Umbrella Registration

With the rule the SEC also adopted amendments to Form ADV that codifies existing guidance with respect to umbrella registration for certain advisers to private funds. These provisions allow advisers organized as a single group of related entities to register and report on a single form, subject to certain conditions. These conditions are as follows:

  • the filing adviser and each relying adviser advise only private funds and clients in separately managed accounts that are qualified clients (as defined in Rule 205-3 under the Advisers Act) and are otherwise eligible to invest in the private funds;
  • the filing adviser has its principal office and place of business in the United States;
  • each relying adviser, its employees and the persons acting on its behalf are subject to the filing adviser’s supervision and control and, therefore, each relying adviser, its employees and the persons acting on its behalf are “persons associated with” the filing adviser (as defined in section 202(a)(17) of the Advisers Act);
  • the advisory activities of each relying adviser are subject to the Advisers Act and the rules thereunder, and each relying adviser is subject to examination by the Commission; and
  • the filing adviser and each relying adviser operate under a single code of ethics adopted in accordance with rule 204A-1 under the Advisers Act and a single set of written policies and procedures adopted and implemented in accordance with rule 206(4)-(7) under the Advisers Act and administered by a single chief compliance officer in accordance with that rule.

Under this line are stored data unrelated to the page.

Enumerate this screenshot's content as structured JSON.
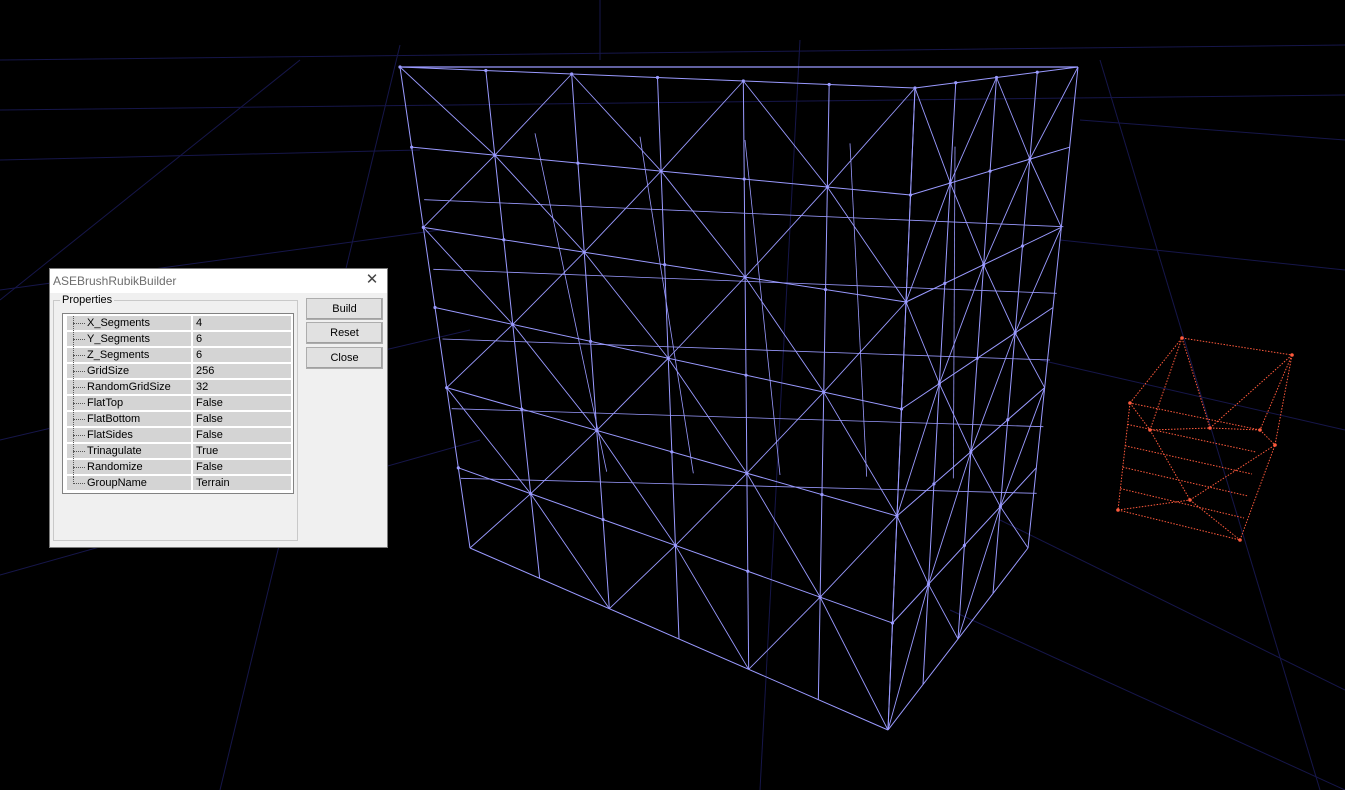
{
  "dialog": {
    "title": "ASEBrushRubikBuilder",
    "close_glyph": "✕",
    "properties_label": "Properties",
    "properties": [
      {
        "name": "X_Segments",
        "value": "4"
      },
      {
        "name": "Y_Segments",
        "value": "6"
      },
      {
        "name": "Z_Segments",
        "value": "6"
      },
      {
        "name": "GridSize",
        "value": "256"
      },
      {
        "name": "RandomGridSize",
        "value": "32"
      },
      {
        "name": "FlatTop",
        "value": "False"
      },
      {
        "name": "FlatBottom",
        "value": "False"
      },
      {
        "name": "FlatSides",
        "value": "False"
      },
      {
        "name": "Trinagulate",
        "value": "True"
      },
      {
        "name": "Randomize",
        "value": "False"
      },
      {
        "name": "GroupName",
        "value": "Terrain"
      }
    ],
    "buttons": {
      "build": "Build",
      "reset": "Reset",
      "close": "Close"
    }
  },
  "viewport": {
    "background_color": "#000000",
    "grid_color": "#16164a",
    "mesh_color": "#9a9aff",
    "preview_color": "#ff5a3c"
  }
}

These conditions are the same that many investment advisers have been relying on since 2012.

Books and Records Concerning  Performance Information

The SEC also adopted two amendments to the books and records rule, Advisers Act Rule 204-2,  that will require advisers to maintain additional materials related to the calculation and distribution of performance information.

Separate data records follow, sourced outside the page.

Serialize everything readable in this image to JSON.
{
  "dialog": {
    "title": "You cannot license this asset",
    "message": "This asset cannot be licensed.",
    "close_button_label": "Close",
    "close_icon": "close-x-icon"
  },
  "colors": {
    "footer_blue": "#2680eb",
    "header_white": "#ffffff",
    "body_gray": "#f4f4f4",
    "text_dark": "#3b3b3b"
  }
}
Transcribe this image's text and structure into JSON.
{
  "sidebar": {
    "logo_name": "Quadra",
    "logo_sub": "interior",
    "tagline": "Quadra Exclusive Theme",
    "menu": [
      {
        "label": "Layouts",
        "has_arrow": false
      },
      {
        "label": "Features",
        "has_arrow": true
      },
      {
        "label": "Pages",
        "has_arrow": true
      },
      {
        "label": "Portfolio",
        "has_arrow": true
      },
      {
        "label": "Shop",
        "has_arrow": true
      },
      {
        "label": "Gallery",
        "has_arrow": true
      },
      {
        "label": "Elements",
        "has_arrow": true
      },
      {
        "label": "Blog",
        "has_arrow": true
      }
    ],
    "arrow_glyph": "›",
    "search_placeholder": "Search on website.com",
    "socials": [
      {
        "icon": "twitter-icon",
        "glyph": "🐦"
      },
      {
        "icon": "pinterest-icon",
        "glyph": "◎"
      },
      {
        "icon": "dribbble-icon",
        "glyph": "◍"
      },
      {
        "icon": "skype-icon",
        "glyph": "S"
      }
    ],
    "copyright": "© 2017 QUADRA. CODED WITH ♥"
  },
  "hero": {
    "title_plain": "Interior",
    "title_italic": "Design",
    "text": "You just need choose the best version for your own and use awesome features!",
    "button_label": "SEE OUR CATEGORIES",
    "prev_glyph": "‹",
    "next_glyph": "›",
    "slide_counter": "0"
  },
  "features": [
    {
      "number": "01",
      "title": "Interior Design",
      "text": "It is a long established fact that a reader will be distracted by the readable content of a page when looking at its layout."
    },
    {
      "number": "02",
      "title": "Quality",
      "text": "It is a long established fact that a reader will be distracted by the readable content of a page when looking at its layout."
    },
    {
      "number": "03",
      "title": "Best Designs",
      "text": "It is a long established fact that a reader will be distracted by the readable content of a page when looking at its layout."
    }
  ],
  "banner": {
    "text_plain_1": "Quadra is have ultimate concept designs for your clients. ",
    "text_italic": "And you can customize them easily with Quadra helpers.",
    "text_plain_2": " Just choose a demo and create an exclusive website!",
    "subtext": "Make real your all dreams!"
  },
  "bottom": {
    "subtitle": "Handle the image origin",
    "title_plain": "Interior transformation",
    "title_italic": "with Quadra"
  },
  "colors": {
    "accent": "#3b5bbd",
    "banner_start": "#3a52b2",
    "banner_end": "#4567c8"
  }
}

Previously, advisers were required to maintain records supporting performance claims in communications that are distributed 10 or more people. The SEC replaced the 10 or more persons condition with “any person.” It also adopted a requirement that advisers maintain originals of all written communications received and copies of written communications sent by the adviser relating to the performance or rate of return of any or all managed accounts or securities recommendations.

Conclusion

The amendments are substantial and firms should begin preparing for compliance now, ahead of the October 2017 compliance date. Firms that rely on the umbrella provisions should also confirm that they’ll continue to be eligible to use this approach under the new rules.